Calling the German proposal “vexing,” Austrian Chancellor Werner Faymann said it “doesn’t achieve anything and it goes in the wrong direction.”
However, the plan drew cautious support from Swedish Prime Minister Fredrik Reinfeldt, who complained that Greek authorities “are not delivering on reforms.” Dutch Prime Minister Mark Rutte echoed those sentiments: “Greece must also honour the commitments it has made with us.”
Merkel did not push this plan further. However, she said it was about “how Europe can help Greece accomplish the tasks given to it.”
The EU focus on bailouts was supposed to give way at Monday’s summit to a renewed push to stimulate growth and create jobs across European economies.
This idea even saw tentative moves to place an ambitious free-trade deal with the United States on the coming agenda.

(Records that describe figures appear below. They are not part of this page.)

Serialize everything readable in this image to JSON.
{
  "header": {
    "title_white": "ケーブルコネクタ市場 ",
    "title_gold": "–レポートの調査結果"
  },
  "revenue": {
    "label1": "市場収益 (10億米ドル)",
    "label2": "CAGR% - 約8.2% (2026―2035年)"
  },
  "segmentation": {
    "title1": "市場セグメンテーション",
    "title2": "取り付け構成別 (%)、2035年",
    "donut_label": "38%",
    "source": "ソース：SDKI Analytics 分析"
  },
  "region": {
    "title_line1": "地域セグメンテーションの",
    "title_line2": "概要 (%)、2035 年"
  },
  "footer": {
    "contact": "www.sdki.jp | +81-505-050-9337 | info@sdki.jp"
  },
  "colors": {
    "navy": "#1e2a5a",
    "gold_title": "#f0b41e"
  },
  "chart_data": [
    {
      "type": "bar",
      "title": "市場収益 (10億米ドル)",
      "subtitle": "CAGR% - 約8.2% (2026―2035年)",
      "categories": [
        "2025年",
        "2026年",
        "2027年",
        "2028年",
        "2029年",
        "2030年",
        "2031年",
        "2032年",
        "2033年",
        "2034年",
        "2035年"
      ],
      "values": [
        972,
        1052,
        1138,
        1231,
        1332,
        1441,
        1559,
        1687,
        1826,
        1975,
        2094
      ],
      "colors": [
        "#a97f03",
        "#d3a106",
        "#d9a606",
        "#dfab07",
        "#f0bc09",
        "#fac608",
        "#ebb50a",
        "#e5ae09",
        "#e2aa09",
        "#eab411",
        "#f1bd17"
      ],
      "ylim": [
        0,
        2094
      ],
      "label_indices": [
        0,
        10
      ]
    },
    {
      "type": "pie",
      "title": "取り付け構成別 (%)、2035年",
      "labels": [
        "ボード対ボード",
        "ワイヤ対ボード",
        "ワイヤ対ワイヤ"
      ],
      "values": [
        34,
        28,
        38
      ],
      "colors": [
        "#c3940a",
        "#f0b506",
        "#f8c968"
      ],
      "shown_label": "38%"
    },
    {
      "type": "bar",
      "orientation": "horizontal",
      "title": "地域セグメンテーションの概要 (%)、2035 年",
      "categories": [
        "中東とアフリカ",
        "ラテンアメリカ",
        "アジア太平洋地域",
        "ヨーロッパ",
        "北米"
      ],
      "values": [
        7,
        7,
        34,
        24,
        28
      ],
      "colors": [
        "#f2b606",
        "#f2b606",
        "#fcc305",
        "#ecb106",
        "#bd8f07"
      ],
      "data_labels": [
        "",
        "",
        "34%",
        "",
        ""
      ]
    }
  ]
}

But at its root was the announcement that 25 of 27 countries had adopted the new pact on budgetary discipline.
The Czech Republic joined Britain on the outside looking in, but a threat by Poland to withdraw evaporated after France gave ground in an argument about the influence of non-euro countries on eurozone summits.
Pushed by Germany and the ECB, the treaty – to be formally signed in March – will require governments to introduce laws on balanced budgets and impose near automatic sanctions on countries that violate deficit rules.
Only those countries that sign up will be able to access bailout aid from a new rescue fund whose legal basis was also ticked off at the talks. It will enter force after 12 nations ratify it.
The pact is a “first step toward a fiscal union,” said European Central Bank chief Mario Draghi amid hopes among some governments that the pact will prompt the ECB to step up a controversial bond purchase programme.
With Italy and Spain still fragile, EU leaders will discuss in March whether to add half as much again to the new rescue fund’s initial €500-billion size, amid wider moves to beef up IMF resources.
“We are getting the feeling that there is a shift in Germany’s position and I am optimistic,” said Italian premier Mario Monti.
European Commission chief Jose Manuel Barroso said €82 billion of unspent EU funds could kick-start growth and job creation – but with the catch that money is matched locally.
Among ideas adopted by the summit for boosting growth in Europe, there were calls to lower the tax burden on employers to get more people hired, and give all young people guaranteed options in work, training or study.
However, a summit statement concluded: “There are no quick fixes. Our action must be determined, persistent and broad-based.”